9. What We Do in the Shadows
The premise — a spoof of a reality-TV-style documentary about vampires — may sound unpromising. This sort of satire tends to be dumb and predictable. But a cast of New Zealand comics led by Jemaine Clement and Taika Waititi finds rich material in the concept, hitting all the right notes. It’s quite simply hilarious.
10. Nowhere in Moravia
Czech director Miroslav Krobot’s darkly humorous portrait of life in a rural village was one of the best movies at the Gene Siskel Film Center’s European Union Film Festival. Krobot reportedly cited Joel and Ethan Coen as one of his influences, and this tale of sexual affairs, murder and mayhem does feel a bit like an Eastern European cousin of a Coen brothers movie.
Runners-up
A Very Ordinary Citizen (Majid Barzegar, Iran)
Carol (Todd Haynes, U.S.)
Son of Saul (Laszlo Nemes, Hungary)
About Elly (Asghar Farhadi, Iran — 2009 film shown in the U.S. for the first time in 2015)
It Follows (David Robert, Mitchell, U.S.)
Brooklyn (John Crowley, U.S.-U.K.)
Magical Girl (Carlos Vermut, Spain)
Ex Machina (Alex Garland, U.S.)
Almost There (Dan Rybicky and Aaron Wickenden, U.S.)
Gett: The Trial of Viviane Amsalem ( Ronit Elkabetz and Shlomi Elkabetz, Iran)
Timbuktu (Abderrahmane Sissako, Mauritania/France)
’71 (Yann Demange, U.K.)
Mustang (Deniz Gamze Ergüven, Turkey-France)
The Revenant (Alejandro G. Inarritu, U.S.)
Mad Max: Fury Road (George Miller, Australia/U.S.)
Amy (Asif Kapadia, U.K.)
Heart of a Dog (Lauire Anderson, U.S.)
The End of the Tour (James Ponsoldt, U.S.)
Victoria (Sebastian Schipper, Germany)
The Tribe (Miroslav Slaboshpitsky, Ukraine)
Taxi (Jafar Panahi, Iran)
Clouds of Sils Maria (Olivier Assayas, France)
The Dark Valley (Andreas Prochaska, Austria)

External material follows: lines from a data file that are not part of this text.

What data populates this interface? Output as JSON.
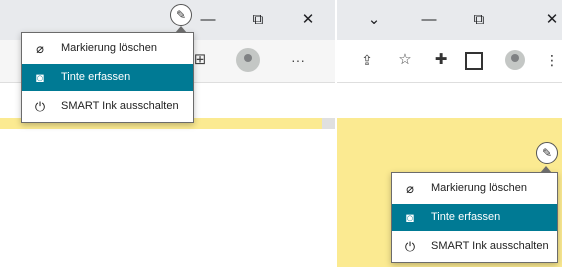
{
  "colors": {
    "menu_active": "#007a94",
    "page_yellow": "#fbea91",
    "titlebar": "#e8eaed"
  },
  "left": {
    "window_controls": {
      "minimize": "—",
      "restore": "⧉",
      "close": "✕"
    },
    "toolbar": {
      "more_icon": "···"
    },
    "menu": {
      "items": [
        {
          "label": "Markierung löschen",
          "icon": "eraser-icon"
        },
        {
          "label": "Tinte erfassen",
          "icon": "camera-icon",
          "active": true
        },
        {
          "label": "SMART Ink ausschalten",
          "icon": "power-icon"
        }
      ]
    }
  },
  "right": {
    "window_controls": {
      "dropdown": "⌄",
      "minimize": "—",
      "restore": "⧉",
      "close": "✕"
    },
    "toolbar_icons": [
      "share-icon",
      "star-icon",
      "extensions-icon",
      "sidepanel-icon",
      "profile-icon",
      "menu-icon"
    ],
    "menu": {
      "items": [
        {
          "label": "Markierung löschen",
          "icon": "eraser-icon"
        },
        {
          "label": "Tinte erfassen",
          "icon": "camera-icon",
          "active": true
        },
        {
          "label": "SMART Ink ausschalten",
          "icon": "power-icon"
        }
      ]
    }
  }
}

Sparrows (Runar Runarsson, Iceland)
Syl Johnson: Any Way the Wind Blows (Rob Hatch-Miller, U.S.)
Cemetery of Splendour (Apichatpong Weerasethakul, Thailand)
Slow West (John Maclean, U.K./New Zealand)
Hitchcock/Truffaut (Kent Jones, U.S.)
The Duke of Burgundy (Peter Strickland, U.K.)
What Happened, Miss Simone? (Liz Garbus, U.S.)
Star Wars: The Force Awakens (J.J. Abrams, U.S.)